New Zealand


New Zealand holds a unique position in the world in that it officially has two national anthems of equal standing – “God Defend New Zealand” and “God Save The Queen”. (The lone other example in the world is Denmark, where the royal and national anthems have equal status in the country.)

“God Defend New Zealand” was written by Irish-born poet and New Zealand citizen Thomas Bracken in 1870, and the music composed by John Joseph Woods as a result of a newspaper contest in 1876. (Woods actually composed the music in one sitting, starting as soon as he read about the contest and not resting until he was finished.) Gaining popularity in the first half of the twentieth century, it was adopted as New Zealand’s national song in 1940 (New Zealand’s centennial year), but “God Save the Queen” remained the sole national anthem. A petition in 1976 prompted the government to seek royal assent to make “God Defend New Zealand” as a national anthem on equal status with “God Save the Queen”. This was signed into law by the Queen on November 21, 1977.

The Māori words, officially translated numerous times, are made to fit the melody. As such, they don’t translate exactly to the English lyrics. A translation of the official Māori lyrics is provided on the right hand side of this page. The anthem is commonly sung lately with the first verse in Māori followed by the first verse in English.


God Save the Queen has been New Zealand’s official anthem since 1840, when it became a British colony.
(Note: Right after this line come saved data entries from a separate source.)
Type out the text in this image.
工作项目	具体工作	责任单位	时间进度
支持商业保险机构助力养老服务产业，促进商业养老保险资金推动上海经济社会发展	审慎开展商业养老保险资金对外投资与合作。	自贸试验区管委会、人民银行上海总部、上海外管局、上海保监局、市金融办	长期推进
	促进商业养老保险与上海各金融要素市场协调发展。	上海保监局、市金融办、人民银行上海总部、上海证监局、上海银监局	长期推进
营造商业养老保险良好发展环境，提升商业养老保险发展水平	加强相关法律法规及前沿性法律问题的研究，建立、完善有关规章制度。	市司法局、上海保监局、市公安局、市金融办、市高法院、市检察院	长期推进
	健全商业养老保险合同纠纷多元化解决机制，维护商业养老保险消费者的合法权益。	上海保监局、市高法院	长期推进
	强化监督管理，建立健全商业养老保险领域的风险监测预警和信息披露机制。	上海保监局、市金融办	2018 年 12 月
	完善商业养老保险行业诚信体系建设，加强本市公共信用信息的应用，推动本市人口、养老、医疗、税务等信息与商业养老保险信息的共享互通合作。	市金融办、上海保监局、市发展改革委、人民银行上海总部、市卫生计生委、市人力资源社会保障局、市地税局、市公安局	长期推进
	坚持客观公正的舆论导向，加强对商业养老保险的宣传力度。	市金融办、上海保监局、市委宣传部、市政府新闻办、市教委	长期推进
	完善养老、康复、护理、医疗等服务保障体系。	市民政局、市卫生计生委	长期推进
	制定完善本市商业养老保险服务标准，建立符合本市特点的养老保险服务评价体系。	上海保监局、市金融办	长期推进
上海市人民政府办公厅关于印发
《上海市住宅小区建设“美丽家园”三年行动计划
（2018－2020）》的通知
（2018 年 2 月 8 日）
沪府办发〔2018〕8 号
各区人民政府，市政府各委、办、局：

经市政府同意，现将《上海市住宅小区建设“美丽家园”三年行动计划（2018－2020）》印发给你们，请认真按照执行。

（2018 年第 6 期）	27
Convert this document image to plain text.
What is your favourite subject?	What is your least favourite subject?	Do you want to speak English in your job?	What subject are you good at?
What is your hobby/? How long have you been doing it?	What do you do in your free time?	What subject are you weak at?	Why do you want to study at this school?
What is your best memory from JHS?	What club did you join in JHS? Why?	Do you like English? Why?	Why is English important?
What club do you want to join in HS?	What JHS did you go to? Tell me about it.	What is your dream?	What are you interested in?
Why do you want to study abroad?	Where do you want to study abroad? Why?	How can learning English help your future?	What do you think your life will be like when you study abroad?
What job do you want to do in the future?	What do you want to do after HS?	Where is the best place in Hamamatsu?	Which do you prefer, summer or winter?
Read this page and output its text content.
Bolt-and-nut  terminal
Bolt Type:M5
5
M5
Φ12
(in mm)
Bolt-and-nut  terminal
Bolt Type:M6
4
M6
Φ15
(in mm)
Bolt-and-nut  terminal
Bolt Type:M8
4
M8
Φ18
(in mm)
The second verse, which is in a more militaristic vein, and the third verse, have been replaced in New Zealand with a “Commonwealth verse“, usually used when more than one stanza is needed. Despite being declared an “official anthem” by the New Zealand government, along with “God Defend New Zealand”, “God Save the Queen” is rarely sung in the country, it is used in the capacity that a royal anthem would be used (that is, when a member of the royal family is present, or their representative, or allegiance to the crown is to be demonstrated by the performance). As such, “God Defend New Zealand” is much more commonly heard.